Ironically, as amazing as the trip to Montserrat was, it also revealed tension in the band with the main songwriter Peet Coombes growing tired of being asked to write what he considered to be lightweight pop songs.

Coming off the back of a US tour and flying straight into the tropical heat of Montserrat was not helpful in easing tension within the band – the first cracks of splitting up began to appear.

The band played another tour of the UK in autumn 1980 before setting off for some Australian dates where the band imploded. Annie Lennox and Dave Stewart began writing their own material and formed Eurythmics while Peet and Eddie formed a short-lived group called The Acid Drops.
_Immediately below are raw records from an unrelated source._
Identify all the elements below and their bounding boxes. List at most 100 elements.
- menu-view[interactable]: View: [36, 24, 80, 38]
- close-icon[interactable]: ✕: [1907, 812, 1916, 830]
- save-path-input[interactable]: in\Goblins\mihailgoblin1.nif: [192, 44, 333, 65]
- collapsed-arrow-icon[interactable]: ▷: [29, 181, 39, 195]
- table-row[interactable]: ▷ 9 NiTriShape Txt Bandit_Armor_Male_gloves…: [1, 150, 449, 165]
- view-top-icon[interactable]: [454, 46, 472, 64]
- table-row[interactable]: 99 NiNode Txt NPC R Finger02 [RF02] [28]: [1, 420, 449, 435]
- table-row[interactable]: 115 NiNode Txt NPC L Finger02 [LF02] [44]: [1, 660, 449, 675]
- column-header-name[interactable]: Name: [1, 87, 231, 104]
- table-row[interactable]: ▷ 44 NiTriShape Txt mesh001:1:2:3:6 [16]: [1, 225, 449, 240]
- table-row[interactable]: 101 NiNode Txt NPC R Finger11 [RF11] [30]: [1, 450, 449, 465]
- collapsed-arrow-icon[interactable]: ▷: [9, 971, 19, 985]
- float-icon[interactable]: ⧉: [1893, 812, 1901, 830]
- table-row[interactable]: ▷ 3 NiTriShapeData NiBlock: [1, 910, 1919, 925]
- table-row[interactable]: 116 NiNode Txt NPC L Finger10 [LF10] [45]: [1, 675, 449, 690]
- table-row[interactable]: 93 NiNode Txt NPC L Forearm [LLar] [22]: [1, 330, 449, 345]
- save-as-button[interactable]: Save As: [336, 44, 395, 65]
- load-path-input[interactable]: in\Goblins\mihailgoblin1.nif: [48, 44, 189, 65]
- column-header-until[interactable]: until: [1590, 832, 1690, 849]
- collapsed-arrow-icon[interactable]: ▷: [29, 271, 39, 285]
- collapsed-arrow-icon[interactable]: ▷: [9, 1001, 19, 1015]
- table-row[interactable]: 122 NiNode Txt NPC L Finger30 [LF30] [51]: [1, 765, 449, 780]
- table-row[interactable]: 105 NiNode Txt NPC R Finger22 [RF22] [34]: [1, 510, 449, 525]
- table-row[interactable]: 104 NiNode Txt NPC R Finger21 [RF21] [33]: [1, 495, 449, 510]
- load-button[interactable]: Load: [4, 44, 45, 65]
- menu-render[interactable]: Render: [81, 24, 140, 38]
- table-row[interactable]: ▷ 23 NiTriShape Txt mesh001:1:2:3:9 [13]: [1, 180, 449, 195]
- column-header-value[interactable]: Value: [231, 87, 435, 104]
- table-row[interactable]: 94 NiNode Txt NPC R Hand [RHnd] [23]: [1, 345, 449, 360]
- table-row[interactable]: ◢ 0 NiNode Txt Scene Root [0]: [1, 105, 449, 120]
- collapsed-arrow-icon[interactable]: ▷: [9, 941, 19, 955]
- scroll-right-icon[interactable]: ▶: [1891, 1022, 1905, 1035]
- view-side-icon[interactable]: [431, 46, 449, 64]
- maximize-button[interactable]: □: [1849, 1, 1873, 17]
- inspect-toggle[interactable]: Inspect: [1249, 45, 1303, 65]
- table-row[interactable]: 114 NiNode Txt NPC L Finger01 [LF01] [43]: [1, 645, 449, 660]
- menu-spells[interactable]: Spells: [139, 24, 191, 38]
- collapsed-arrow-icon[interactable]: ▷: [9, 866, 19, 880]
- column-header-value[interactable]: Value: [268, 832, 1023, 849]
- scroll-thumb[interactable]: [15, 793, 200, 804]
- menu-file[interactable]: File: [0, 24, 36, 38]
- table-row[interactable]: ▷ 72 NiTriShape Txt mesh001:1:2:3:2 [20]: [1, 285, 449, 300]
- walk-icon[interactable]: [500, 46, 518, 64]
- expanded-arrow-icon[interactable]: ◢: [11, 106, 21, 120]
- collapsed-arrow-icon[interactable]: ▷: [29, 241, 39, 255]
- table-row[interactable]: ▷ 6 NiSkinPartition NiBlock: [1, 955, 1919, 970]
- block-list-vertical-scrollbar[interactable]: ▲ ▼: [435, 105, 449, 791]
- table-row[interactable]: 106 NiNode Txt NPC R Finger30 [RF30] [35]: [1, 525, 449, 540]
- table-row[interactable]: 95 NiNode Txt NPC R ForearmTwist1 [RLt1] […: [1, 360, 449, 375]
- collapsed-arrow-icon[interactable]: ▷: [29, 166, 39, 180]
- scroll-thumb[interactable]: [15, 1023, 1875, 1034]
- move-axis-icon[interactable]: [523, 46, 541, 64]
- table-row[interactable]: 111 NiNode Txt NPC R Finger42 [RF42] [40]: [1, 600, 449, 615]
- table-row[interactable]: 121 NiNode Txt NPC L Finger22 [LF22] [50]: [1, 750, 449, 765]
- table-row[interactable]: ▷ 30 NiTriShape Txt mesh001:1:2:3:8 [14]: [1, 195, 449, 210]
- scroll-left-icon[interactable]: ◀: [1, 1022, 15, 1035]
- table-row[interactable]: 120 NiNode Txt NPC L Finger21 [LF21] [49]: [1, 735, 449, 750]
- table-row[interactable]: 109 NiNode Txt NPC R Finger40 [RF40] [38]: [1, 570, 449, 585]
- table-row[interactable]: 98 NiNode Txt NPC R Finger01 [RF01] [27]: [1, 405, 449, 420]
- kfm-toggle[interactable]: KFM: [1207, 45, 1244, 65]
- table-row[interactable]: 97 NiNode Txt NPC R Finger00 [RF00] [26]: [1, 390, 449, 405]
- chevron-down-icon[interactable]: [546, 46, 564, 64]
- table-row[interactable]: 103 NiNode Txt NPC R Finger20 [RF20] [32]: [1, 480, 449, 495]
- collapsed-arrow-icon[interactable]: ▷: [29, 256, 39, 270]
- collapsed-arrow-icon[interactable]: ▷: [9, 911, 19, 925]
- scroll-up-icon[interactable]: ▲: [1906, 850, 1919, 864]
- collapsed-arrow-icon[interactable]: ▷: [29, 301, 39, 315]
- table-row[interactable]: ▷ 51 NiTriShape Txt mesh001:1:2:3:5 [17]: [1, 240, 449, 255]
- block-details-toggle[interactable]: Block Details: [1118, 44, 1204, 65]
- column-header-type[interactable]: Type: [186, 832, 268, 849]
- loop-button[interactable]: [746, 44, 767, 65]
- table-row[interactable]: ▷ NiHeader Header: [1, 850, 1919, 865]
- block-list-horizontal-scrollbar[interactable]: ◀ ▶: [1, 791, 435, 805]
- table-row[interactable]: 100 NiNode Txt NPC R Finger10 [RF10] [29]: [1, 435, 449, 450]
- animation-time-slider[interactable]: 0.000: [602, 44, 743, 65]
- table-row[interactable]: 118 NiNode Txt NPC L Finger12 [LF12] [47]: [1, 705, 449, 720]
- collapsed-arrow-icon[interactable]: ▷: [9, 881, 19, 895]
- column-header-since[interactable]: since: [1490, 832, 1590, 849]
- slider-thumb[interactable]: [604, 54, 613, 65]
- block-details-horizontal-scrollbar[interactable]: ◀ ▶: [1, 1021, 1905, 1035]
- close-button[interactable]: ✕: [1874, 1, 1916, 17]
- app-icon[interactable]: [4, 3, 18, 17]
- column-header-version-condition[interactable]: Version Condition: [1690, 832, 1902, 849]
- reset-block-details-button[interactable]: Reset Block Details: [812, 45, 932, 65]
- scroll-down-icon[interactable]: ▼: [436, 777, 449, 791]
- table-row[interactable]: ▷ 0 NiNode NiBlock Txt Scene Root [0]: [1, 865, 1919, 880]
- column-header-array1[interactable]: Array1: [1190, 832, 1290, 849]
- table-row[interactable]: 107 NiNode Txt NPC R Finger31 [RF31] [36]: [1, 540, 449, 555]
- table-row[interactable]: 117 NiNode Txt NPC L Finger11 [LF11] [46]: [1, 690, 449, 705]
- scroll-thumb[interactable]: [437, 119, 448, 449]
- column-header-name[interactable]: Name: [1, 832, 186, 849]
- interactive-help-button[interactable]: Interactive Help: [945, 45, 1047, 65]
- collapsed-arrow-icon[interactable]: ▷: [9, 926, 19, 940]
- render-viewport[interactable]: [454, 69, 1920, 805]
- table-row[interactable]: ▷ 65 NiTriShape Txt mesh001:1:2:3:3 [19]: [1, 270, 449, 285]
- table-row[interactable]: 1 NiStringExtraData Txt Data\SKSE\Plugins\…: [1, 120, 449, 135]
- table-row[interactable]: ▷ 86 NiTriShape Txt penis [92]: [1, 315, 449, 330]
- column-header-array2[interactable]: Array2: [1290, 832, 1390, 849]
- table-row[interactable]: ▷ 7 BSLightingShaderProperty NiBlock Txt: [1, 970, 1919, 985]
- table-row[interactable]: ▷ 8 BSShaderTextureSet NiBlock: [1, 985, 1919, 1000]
They never played any gigs but I heard a four-track tape that they made and am pretty sure that had they kept at it they would have been successful. I’d describe the music as psychedelic pop and was absolutely in tune with bands like Echo & The Bunnymen and The Teardrop Explodes who were forging a new indie sound in Liverpool.

While Peet was a brilliant songwriter he wasn’t committed to playing endless tours and when the initial momentum ended in early summer 1981 Edi found more session work. The last I heard was that he was working with Mathew Cang, who replaced Zal Cleminson as lead guitarist in The Alex Harvey Band.

I last heard from Edi in February. He messaged to tell me that his wife, Gervaise had died. It was a shock from which Edi never really recovered. He died at his home in New Orleans on June 25.